Sunday, November 26, 2006

CaSe ClOsEd

That trip validated everything. I don't belong there, my place is here, where I am right now. I was right to leave. There is no way that I could still be happy had I stayed there another year. The people that I knew aren't the same people that were down there this time. Everyone had changed a lot more than I expected, and I think even they were surprised by how different it all was too. Sort of like I was some sort of mirror that reflected back the people they'd become, and the person that I am.

Thursday, November 16, 2006

Tomorrow Night...

...I'll be confronting my past. I'm going back down to the school I transferred from last year to visit my friends.

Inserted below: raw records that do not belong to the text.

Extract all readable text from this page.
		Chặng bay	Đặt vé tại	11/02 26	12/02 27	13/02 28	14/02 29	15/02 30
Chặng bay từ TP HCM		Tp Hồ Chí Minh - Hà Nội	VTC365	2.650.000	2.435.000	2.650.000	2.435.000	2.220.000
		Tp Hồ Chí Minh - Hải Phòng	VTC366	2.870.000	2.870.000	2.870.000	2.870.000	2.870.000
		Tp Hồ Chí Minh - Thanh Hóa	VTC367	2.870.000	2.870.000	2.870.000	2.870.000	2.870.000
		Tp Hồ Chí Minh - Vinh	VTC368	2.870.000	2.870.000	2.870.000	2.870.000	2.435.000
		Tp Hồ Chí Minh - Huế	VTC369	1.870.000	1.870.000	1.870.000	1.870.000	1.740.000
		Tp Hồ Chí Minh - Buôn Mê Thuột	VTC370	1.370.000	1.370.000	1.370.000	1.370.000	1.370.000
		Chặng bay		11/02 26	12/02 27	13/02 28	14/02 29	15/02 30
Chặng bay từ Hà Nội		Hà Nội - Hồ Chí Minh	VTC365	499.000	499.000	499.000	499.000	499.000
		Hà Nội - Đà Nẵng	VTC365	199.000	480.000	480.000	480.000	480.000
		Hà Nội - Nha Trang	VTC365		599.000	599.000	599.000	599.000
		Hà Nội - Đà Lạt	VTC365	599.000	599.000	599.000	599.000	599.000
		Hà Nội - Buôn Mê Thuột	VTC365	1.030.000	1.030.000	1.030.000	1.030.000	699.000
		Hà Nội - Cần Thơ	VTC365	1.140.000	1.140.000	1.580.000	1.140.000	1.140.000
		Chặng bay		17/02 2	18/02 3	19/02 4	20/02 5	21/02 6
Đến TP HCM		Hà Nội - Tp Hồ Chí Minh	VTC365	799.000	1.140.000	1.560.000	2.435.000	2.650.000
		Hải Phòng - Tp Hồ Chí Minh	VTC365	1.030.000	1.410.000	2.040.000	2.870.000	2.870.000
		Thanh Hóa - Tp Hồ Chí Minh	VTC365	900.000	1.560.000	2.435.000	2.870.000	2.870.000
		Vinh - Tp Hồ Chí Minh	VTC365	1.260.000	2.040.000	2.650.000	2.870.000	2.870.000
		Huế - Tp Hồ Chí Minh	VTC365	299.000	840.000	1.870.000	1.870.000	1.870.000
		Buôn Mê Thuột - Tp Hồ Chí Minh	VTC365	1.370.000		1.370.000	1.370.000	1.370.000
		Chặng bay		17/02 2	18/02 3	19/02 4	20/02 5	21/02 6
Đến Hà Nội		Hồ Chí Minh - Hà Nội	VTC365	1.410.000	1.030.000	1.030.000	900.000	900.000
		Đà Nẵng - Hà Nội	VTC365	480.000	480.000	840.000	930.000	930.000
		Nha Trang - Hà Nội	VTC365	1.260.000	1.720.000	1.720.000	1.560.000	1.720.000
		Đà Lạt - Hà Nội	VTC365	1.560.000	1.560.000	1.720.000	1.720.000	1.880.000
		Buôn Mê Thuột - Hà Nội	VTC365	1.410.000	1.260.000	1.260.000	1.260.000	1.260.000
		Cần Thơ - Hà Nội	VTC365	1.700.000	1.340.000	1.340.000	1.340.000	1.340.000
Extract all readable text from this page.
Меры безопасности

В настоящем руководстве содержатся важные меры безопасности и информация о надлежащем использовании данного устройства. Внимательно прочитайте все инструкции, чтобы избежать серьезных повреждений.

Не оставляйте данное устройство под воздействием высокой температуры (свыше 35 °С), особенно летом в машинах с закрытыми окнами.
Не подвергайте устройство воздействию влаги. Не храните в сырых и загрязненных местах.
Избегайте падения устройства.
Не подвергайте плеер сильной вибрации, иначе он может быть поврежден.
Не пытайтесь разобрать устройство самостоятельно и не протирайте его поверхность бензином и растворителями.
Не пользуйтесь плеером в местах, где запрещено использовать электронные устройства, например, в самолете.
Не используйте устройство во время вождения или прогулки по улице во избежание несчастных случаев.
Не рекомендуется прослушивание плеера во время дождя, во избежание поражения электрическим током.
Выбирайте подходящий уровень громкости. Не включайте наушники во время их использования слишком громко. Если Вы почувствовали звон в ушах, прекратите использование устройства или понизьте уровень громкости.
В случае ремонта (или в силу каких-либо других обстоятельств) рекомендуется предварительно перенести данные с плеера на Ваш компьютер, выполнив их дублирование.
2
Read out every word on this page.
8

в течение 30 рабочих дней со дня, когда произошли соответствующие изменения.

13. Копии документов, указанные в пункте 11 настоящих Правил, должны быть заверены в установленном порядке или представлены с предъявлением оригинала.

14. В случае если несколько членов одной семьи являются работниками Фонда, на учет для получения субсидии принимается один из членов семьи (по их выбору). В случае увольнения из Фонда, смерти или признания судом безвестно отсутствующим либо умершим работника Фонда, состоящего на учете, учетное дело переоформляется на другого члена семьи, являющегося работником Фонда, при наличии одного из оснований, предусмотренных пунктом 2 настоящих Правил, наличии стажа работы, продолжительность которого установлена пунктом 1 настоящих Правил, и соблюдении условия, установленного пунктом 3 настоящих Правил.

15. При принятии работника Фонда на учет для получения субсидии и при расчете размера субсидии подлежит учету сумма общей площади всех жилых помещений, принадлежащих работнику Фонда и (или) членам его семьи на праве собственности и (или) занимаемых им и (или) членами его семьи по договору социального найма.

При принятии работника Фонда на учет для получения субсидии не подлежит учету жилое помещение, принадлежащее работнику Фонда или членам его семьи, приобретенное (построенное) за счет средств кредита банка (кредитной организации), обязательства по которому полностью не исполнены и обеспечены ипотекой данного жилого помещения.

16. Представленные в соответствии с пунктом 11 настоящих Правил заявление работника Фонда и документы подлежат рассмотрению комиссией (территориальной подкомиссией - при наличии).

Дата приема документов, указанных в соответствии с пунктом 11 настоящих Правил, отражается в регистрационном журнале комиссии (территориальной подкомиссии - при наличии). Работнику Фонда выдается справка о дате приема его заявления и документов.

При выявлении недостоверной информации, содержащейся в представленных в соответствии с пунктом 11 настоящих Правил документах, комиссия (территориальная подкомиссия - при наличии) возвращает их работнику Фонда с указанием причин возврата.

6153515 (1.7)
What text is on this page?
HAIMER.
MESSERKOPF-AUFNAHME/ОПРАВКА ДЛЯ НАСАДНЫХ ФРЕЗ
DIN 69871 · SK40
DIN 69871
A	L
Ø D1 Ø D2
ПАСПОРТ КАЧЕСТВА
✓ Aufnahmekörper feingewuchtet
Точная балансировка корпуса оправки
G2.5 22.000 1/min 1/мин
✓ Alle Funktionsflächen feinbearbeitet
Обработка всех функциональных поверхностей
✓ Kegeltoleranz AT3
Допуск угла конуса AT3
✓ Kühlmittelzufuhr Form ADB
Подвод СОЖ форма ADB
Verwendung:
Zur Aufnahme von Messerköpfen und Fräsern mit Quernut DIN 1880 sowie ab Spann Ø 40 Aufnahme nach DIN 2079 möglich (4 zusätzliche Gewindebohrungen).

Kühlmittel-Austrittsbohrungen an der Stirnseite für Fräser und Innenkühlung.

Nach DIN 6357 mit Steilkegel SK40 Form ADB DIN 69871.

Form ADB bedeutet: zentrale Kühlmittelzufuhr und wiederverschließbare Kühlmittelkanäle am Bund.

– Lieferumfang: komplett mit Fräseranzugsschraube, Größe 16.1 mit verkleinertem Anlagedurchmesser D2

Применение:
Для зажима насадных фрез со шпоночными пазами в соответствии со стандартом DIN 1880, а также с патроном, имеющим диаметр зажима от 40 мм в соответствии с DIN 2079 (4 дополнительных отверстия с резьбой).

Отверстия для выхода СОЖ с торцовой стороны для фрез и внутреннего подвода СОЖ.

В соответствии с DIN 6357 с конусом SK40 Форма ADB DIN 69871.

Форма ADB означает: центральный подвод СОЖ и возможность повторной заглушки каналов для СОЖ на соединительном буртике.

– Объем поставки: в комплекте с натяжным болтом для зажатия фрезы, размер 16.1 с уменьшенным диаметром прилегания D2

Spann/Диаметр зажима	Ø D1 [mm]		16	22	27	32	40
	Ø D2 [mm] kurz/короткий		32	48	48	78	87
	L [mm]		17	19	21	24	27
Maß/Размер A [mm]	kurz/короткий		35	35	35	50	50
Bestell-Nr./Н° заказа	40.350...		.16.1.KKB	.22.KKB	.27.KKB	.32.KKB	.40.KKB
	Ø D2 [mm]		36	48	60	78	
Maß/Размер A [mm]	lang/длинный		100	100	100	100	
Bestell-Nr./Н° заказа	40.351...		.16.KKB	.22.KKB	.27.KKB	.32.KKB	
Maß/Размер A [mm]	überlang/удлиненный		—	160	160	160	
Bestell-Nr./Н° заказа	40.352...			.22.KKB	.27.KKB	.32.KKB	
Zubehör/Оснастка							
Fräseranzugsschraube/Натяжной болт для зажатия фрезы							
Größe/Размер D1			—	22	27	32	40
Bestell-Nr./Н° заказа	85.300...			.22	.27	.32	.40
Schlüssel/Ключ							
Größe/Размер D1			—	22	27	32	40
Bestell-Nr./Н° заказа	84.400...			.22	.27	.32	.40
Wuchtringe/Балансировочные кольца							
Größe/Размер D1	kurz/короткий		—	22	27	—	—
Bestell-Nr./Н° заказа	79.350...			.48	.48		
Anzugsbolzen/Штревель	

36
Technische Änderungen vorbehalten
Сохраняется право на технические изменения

My best friend down there, I haven't seen her in six months. SIX!! Honestly, I'm not sure what to expect for myself. I know it will be strange being back on the campus after so long, but at the same time, it will probably feel quite familiar and comfortable. Seeing my friends might be awkward. A lot has changed and a lot of life has been lived since we last hung out together. I'm hoping for a fun night that will solidify any lingering doubts in my mind about whether or not I made the right decision to transfer. I'm sure that even spending just one night down there will get everything clear in my head. I want to see how people have grown since I left, and reconnect with the people that helped make last year so special for me. I'm excited. I'm scared.

Thursday, November 09, 2006

Happy Birthday to me.

Turning 19.

Most boring age ever.

Monday, November 06, 2006

DON'T

It always amazes me how something I wrote a long time ago still resonates with my life now. I'm not sure how long ago this one was written, I randomly found it amidst the flurry of documents on my computer. The emotion in it isn't quite so harsh today, but I still think it reflects how I feel sometimes:

Don't. Don't put me on a pedastal and expect me to stay there. I don't want to have to look down to see people. Don't ask me to do the things that you are too scared to conquer on your own. Your inability to be independent is not my problem. Don't try to flatter me because I won't believe what you tell me. Don't call on me to be the strong one because sometimes, I can't stand on my own two feet. Don't expect me to be perfect. I try hard to please everyone, but I screw up- I should be allowed to. Don't pressure me to do the things that are going to hold me back. I refuse to be forced into situations that I am uncomfortable with. Don't feel like you can't approach me...really, I'm not all that bad.

Boxed Out

If I could find anything to complain about being an English/Secondary Ed double major, it'd be the constraint I feel when thinking about my impending course selections. I don't get room for electives, the remaining two and a half years I have left of college feel planned out already. I do love what I'm studying, but I would like to have a little more course variety. It's part of the reason why I transferred to begin with. At my advising meeting today, my advisor placed subsequent course selections into these neat little boxes and I realized just how little academic freedom I've been given. Part of me felt trapped looking at that paper, but another part of me got excited. Five more semesters. That's it. Time is flying by so quickly, it's so cliche, but you never believe it until you're there. And I am.